International envoy Kofi Annan says he’s “shocked and appalled” at reports that tanks and helicopters were used in fighting that may have killed as many as 200 people in Syria’s Hama region.
Annan said he condemned “these atrocities in the strongest possible terms,” adding that the Syrian government had apparently violated a pledge not to use heavy weapons in populated areas.
The Syrian government and the opposition have acknowledged deaths in Hama, but have given different accounts.
Opposition activists say pro-government forces used tanks and helicopter gunships to carry out an assault on July 12 around the village of Treimsa.
Latest reports from the opposition say the dead include rebel fighters and civilians. An activist said most of the people killed were rebel fighters, adding they were slain in a counterattack after a Free Syrian Army raid on a government convoy.
Syrian activists have posted a video on the Internet they say shows 15 bodies of men who were among dozens killed in heavy government shelling of a farming village.
The head of the opposition Syrian National Council, Abdel Basset Sayda, expressed outrage at the massacre and called for a tough United Nations resolution that allows for military intervention against the Damascus regime.
Regime-controlled media has blamed “terrorist gangs” for the bloodshed, and accused pro-opposition media of manipulating public opinion with false reports of a government massacre.
The divergent accounts could not be confirmed by independent journalists because of reporting restrictions.
Chemical Weapons Concerns
The head of the United Nations observer mission in Syria, Major General Robert Mood, confirmed that mechanized units and helicopters were involved.
Mood said his mission would be willing to send a fact-finding mission to the region once a cease-fire was established and the safety of observers can be assured.
“From our presence in the Hama Province, we can verify continuous fighting on Thursday [July 12] in the area of Treimsa. This involved mechanized units, indirect fire, as well as helicopters,” Mood said.
The UN monitors are “ready to go in and seek verifications of facts if and when there is a credible cease-fire,” he added.

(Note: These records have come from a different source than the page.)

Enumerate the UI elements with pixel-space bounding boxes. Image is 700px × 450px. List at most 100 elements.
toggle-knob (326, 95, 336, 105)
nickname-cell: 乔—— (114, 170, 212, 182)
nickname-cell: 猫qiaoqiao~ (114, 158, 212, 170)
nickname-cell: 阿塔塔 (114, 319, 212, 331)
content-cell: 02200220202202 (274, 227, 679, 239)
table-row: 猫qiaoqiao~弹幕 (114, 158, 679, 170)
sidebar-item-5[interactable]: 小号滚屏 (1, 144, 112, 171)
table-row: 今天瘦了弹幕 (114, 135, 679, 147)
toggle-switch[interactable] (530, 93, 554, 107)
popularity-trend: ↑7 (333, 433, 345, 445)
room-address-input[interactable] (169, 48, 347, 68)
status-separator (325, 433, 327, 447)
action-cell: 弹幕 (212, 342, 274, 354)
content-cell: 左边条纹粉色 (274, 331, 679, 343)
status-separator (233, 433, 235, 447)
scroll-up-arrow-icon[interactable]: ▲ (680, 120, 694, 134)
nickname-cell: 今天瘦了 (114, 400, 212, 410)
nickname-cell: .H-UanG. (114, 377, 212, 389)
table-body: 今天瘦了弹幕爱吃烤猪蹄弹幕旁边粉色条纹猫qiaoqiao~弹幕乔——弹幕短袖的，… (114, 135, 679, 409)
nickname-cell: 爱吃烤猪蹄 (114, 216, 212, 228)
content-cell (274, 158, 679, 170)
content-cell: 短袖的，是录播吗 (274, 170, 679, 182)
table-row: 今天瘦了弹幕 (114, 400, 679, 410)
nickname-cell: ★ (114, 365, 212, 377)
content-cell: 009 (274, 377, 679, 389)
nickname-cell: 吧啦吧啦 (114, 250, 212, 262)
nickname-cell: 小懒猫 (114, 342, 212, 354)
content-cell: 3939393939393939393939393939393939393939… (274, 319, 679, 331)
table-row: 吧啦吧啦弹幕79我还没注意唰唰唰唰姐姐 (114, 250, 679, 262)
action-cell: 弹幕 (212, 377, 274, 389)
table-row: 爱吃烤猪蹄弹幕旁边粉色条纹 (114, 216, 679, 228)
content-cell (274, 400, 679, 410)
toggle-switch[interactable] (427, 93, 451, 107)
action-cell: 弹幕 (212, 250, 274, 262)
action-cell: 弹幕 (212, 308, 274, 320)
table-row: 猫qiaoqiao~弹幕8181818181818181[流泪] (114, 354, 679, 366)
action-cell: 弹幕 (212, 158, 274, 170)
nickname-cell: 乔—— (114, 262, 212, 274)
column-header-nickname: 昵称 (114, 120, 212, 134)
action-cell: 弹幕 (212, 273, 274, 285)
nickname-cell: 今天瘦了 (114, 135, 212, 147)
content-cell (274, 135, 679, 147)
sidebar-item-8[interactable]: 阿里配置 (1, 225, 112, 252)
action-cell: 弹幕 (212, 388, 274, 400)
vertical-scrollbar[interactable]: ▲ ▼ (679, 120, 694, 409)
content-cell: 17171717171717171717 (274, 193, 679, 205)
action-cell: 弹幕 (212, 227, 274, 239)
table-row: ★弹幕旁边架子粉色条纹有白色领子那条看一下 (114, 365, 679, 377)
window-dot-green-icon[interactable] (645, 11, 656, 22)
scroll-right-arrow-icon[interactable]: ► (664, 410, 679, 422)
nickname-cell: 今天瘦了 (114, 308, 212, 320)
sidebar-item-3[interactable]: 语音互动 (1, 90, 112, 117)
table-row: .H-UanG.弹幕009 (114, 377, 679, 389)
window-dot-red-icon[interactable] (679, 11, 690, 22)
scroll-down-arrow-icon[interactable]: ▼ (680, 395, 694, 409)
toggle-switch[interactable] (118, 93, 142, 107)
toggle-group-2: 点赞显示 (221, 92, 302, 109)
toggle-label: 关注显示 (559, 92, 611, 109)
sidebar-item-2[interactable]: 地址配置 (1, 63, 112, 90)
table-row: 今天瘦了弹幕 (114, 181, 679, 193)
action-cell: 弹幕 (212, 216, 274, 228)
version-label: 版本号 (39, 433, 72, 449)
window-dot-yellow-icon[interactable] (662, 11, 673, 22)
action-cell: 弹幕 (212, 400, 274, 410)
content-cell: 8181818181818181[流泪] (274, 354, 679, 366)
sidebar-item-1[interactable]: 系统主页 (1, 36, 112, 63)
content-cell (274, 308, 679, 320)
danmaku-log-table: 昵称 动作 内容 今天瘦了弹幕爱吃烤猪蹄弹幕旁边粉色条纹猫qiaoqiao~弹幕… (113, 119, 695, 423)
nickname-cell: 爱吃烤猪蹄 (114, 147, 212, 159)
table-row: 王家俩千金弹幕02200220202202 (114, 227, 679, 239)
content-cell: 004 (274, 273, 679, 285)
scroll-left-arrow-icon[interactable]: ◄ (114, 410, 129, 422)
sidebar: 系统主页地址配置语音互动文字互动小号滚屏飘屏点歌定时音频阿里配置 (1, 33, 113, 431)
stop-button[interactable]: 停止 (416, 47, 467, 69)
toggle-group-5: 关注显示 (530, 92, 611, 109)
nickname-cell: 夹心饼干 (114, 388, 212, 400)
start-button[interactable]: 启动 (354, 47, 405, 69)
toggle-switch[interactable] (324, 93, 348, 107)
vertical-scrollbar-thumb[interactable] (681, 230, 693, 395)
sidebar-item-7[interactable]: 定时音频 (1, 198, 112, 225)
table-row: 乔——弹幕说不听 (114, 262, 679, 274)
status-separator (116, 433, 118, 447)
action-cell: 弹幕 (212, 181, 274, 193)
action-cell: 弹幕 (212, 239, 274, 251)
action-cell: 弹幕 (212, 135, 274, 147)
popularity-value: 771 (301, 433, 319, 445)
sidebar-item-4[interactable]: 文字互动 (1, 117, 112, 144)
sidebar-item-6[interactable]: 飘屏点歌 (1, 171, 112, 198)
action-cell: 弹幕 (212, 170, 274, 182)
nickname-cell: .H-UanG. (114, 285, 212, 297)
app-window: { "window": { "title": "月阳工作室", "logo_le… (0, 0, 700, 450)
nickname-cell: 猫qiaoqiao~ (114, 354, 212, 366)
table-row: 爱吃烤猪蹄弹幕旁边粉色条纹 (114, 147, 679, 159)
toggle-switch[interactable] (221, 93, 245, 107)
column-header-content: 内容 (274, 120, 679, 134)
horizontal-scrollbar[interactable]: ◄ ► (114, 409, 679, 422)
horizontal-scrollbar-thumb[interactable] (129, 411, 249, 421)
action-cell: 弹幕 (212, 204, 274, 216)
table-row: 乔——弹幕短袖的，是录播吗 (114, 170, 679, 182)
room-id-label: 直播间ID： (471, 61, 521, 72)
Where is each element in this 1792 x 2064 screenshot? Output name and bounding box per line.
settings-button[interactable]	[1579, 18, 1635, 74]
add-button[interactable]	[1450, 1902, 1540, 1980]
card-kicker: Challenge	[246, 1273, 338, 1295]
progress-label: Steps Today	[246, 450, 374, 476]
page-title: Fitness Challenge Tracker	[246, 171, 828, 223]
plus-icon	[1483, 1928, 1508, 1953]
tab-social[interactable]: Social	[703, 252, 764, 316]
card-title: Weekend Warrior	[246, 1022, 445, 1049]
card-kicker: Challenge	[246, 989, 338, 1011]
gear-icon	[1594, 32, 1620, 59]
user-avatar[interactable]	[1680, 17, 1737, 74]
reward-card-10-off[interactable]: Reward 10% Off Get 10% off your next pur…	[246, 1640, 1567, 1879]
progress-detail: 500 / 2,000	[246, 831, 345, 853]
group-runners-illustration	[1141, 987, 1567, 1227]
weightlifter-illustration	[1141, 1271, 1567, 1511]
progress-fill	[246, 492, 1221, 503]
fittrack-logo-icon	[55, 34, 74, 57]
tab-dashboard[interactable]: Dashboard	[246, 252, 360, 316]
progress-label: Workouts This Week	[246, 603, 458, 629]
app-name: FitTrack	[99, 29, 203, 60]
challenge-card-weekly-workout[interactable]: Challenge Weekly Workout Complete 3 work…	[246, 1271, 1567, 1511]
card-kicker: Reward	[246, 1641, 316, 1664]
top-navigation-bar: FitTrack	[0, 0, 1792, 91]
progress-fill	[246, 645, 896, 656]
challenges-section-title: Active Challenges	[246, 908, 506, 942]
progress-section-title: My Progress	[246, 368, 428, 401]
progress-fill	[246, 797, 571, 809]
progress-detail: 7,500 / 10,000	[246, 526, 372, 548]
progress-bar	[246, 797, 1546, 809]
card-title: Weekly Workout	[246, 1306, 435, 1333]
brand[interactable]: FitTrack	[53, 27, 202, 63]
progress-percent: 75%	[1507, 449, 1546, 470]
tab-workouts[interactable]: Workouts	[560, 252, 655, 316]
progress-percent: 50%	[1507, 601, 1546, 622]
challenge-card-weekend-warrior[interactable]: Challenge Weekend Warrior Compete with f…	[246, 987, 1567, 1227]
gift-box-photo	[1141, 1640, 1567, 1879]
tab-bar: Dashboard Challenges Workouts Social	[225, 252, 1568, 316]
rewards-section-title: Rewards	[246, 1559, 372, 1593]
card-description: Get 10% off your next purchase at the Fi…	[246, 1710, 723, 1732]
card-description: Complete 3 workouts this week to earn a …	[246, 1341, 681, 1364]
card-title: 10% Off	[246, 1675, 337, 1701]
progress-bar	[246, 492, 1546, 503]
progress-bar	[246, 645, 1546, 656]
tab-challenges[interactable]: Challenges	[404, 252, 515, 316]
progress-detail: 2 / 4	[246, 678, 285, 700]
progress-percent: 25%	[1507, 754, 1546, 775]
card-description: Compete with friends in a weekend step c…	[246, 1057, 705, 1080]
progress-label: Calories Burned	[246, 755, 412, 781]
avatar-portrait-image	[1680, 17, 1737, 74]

Reports of the slaughter came as the United States warned Syrian officials that they will be held “accountable” if they fail to safeguard the conflict-torn nation’s stocks of chemical weapons.
The State Department statement came after a report in “The Wall Street Journal” said U.S. officials were concerned that part of Syria’s chemical-weapons arsenal was being moved out of storage facilities.
UN Deadlock
The UN Security Council, meanwhile, appears deadlocked over a new resolution addressing the Syrian crisis.
Russia has rejected a Western-backed draft resolution that would have given the Syrian regime an ultimatum to implement an international peace plan or face sanctions.
Western powers, for their part, have spurned a Russian proposal that would extend the UN observer mission in Syria, but does not contain any threat of sanctions to compel the regime to start implementing an internationally backed peace plan.
The mandate of the observer mission expires on July 20.
In another development, Russia has announced that the joint UN-Arab League envoy to the Syrian crisis, Kofi Annan, is expected to meet with Russian Foreign Minister Sergei Lavrov next week for talks on the crisis in Syria.
The ITAR-TASS news agency quoted a Russian official as saying that the talks were expected to focus on “the current situation in Syria and the chances of an internal Syrian solution.”
Russia, a traditional ally and weapons supplier to Syria, has ruled out supporting any foreign intervention in the conflict, saying it must be resolved by Syrians alone.
Russia’s state arms-export agency announced on July 13 that the Russian freighter “Alaid,” which is carrying helicopter gunships bound for Syria, had left the port of Murmansk.
The agency has denied reports the helicopters will be sent to Syria aboard Russian naval vessels currently heading for the Russian base at the Syrian port of Tartus.
Moscow says the three Mi-25 helicopter gunships belong to Syria and were repaired in Russia under a 2008 contract with Damascus.
Last month, Russia tried sending a cargo ship to Syria with repaired helicopters for Syrian forces. But the vessel failed to make the delivery after the mission was exposed by Washington and a British insurer dropped coverage.
Opposition activists say more than 17,000 people, mostly civilians but also members of the security forces, have been killed since the Syrian conflict erupted in March 2011.